"If I stay at a shelter, who will care for my animals?" said Adi Wiyono, 45. "I am afraid, but they are the source of my life, my family depends on them."
Supriyatun, 30, agreed, saying she had no choice but to go back.
"I must milk my goats and sell it to survive," she said.
Indonesia's most dangerous mountain has been venting steam and debris for more than a month, and on Thursday spit billowing gray clouds of hot ash 3 1/2 miles down the slope, the largest burst yet.
The volcano appeared calmer Friday, though a local monitoring station tallied 63 lava bursts and nine small gas emissions. Ash continued to rain on villages, covering crops and rooftops in a thin layer of gray soot, the official Antara news agency reported.
Merapi's lava dome has swelled, raising concerns that it could suddenly collapse and send scalding clouds of fast-moving gas, rocks and debris into still-populated areas. Hundreds of aftershocks, including a 3.5-magnitude temblor Friday, added to those worries.

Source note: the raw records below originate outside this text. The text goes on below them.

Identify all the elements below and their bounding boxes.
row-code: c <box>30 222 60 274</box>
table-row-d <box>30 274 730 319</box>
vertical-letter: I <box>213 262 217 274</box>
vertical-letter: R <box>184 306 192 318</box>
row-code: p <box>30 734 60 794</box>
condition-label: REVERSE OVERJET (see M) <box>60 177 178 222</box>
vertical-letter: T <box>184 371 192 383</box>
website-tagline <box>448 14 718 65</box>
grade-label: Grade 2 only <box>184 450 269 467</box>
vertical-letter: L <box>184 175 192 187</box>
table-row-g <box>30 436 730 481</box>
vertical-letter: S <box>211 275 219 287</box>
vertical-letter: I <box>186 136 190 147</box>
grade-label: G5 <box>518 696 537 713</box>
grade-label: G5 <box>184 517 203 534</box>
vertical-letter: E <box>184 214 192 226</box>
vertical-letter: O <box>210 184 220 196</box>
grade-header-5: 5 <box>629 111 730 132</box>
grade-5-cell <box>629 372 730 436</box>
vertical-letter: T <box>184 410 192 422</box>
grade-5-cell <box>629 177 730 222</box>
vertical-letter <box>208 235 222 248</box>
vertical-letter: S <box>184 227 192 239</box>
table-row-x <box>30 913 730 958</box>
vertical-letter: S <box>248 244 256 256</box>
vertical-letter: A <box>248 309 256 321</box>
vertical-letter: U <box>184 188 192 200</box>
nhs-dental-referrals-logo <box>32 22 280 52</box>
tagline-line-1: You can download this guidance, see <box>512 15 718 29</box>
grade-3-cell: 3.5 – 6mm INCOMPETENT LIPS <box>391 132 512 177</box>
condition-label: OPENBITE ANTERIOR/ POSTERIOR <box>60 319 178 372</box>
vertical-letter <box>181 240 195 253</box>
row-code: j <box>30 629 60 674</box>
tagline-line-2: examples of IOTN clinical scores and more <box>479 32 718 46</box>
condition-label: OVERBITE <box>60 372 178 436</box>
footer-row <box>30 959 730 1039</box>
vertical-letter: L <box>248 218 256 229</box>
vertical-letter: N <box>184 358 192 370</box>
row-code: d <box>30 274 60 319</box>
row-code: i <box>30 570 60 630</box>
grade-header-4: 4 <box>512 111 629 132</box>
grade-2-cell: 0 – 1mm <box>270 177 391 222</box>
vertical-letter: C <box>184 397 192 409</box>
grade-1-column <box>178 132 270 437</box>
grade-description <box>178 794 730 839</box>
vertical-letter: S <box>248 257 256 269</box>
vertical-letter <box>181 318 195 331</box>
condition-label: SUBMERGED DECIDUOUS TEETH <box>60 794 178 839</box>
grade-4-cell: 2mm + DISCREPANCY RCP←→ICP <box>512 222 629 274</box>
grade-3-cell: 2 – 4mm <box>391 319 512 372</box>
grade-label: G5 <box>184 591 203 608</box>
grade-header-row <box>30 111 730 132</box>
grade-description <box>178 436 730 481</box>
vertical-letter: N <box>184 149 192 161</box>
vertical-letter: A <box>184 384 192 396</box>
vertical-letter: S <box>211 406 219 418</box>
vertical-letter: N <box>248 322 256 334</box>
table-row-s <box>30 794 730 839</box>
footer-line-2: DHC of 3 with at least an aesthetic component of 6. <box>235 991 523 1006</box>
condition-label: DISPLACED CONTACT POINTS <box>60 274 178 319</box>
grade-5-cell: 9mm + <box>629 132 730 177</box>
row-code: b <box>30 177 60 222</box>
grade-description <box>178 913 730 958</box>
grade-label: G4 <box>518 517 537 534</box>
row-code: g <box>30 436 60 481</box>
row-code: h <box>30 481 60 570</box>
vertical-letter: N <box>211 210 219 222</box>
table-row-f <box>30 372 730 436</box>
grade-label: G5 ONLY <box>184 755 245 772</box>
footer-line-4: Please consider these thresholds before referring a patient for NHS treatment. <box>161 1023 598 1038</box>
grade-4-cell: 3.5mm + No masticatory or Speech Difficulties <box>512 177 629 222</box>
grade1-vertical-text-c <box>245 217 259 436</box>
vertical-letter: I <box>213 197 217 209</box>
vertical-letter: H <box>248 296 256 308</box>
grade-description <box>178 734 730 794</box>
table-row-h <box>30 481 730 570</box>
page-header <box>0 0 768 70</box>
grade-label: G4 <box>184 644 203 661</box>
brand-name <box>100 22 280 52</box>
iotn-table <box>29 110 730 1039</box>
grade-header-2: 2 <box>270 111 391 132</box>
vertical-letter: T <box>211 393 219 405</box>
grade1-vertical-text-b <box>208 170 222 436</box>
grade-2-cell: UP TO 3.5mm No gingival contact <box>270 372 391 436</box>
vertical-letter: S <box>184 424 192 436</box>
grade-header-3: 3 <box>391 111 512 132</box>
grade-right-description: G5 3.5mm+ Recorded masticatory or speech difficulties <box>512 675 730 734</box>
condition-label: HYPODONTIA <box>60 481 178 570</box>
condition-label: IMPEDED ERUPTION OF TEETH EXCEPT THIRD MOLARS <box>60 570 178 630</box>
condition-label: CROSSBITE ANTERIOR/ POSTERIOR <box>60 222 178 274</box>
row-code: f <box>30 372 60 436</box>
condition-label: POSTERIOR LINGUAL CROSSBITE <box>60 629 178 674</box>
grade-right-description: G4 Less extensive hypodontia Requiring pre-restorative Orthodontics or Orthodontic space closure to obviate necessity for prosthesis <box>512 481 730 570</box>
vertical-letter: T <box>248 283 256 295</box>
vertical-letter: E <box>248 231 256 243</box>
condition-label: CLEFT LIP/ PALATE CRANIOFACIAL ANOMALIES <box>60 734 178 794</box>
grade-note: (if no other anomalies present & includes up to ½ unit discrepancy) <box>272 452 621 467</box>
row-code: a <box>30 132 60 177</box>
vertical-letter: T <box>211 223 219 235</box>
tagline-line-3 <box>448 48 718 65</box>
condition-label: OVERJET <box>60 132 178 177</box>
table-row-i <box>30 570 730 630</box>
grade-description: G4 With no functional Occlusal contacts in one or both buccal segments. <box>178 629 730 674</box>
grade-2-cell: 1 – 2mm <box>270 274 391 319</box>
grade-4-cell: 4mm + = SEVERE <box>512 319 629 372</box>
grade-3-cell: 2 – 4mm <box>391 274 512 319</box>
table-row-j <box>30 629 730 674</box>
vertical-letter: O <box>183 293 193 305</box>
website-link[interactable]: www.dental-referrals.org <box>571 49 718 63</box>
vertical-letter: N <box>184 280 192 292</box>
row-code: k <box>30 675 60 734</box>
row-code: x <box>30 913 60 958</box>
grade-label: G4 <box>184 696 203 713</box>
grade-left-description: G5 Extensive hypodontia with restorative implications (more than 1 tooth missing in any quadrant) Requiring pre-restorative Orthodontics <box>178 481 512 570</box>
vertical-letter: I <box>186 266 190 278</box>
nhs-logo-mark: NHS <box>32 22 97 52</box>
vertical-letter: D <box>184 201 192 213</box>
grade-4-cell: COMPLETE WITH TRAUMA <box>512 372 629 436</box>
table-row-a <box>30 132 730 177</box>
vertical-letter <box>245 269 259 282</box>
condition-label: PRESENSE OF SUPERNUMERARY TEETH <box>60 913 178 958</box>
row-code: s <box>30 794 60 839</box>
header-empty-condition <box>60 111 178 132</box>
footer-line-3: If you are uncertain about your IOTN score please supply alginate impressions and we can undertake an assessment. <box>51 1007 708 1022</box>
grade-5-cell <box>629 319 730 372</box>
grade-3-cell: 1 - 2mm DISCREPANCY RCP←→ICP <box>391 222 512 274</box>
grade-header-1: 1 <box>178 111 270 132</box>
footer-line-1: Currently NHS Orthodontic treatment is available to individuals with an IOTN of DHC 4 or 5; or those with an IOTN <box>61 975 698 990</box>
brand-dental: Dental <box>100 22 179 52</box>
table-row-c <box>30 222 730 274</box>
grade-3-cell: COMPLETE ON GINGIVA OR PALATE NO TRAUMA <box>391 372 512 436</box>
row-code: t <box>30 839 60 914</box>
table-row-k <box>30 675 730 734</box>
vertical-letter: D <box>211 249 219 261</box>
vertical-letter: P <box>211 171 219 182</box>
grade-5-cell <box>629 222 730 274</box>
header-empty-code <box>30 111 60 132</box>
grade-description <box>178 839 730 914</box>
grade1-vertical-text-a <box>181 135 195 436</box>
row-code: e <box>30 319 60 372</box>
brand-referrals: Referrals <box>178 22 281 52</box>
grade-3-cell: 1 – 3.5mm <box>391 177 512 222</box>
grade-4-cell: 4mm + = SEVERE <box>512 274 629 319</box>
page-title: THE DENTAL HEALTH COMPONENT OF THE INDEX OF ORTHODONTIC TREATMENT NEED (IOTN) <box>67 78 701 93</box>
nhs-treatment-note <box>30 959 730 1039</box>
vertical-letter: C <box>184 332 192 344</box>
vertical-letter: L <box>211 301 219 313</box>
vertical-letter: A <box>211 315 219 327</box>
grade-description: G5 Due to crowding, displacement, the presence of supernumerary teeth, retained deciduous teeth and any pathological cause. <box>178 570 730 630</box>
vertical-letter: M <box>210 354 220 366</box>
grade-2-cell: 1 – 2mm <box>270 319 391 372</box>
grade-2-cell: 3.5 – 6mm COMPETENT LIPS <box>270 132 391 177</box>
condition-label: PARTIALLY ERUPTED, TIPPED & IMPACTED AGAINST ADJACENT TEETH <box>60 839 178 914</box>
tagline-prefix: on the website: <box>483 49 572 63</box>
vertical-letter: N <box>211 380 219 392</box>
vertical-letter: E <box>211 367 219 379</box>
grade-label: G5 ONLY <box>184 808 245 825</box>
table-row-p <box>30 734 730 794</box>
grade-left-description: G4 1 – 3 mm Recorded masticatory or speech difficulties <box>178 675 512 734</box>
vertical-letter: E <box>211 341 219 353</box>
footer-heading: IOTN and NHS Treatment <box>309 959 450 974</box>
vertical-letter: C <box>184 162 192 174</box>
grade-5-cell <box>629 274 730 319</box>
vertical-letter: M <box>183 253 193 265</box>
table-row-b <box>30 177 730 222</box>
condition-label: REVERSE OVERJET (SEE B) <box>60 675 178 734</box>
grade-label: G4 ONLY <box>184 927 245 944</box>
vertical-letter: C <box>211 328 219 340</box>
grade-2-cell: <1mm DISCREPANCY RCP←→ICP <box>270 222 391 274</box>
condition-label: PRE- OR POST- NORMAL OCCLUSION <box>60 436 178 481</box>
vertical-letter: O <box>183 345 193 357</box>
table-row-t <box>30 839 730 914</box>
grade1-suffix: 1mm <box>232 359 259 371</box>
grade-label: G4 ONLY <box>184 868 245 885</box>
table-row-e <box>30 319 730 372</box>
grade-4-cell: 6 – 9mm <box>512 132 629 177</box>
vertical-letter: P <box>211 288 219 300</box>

"The trend seems to be that the volcanic activity is increasing," said Dr. Antonius Ratdomopurbo, an Indonesian volcanologist who monitors the peak. He added, though, there "is no reason for people to be overly concerned" at present.
Some scientists say a massive May 27 earthquake that killed more than 5,700 people in an area 25 miles south of Merapi may have contributed to the restive mountain's volatility in recent weeks.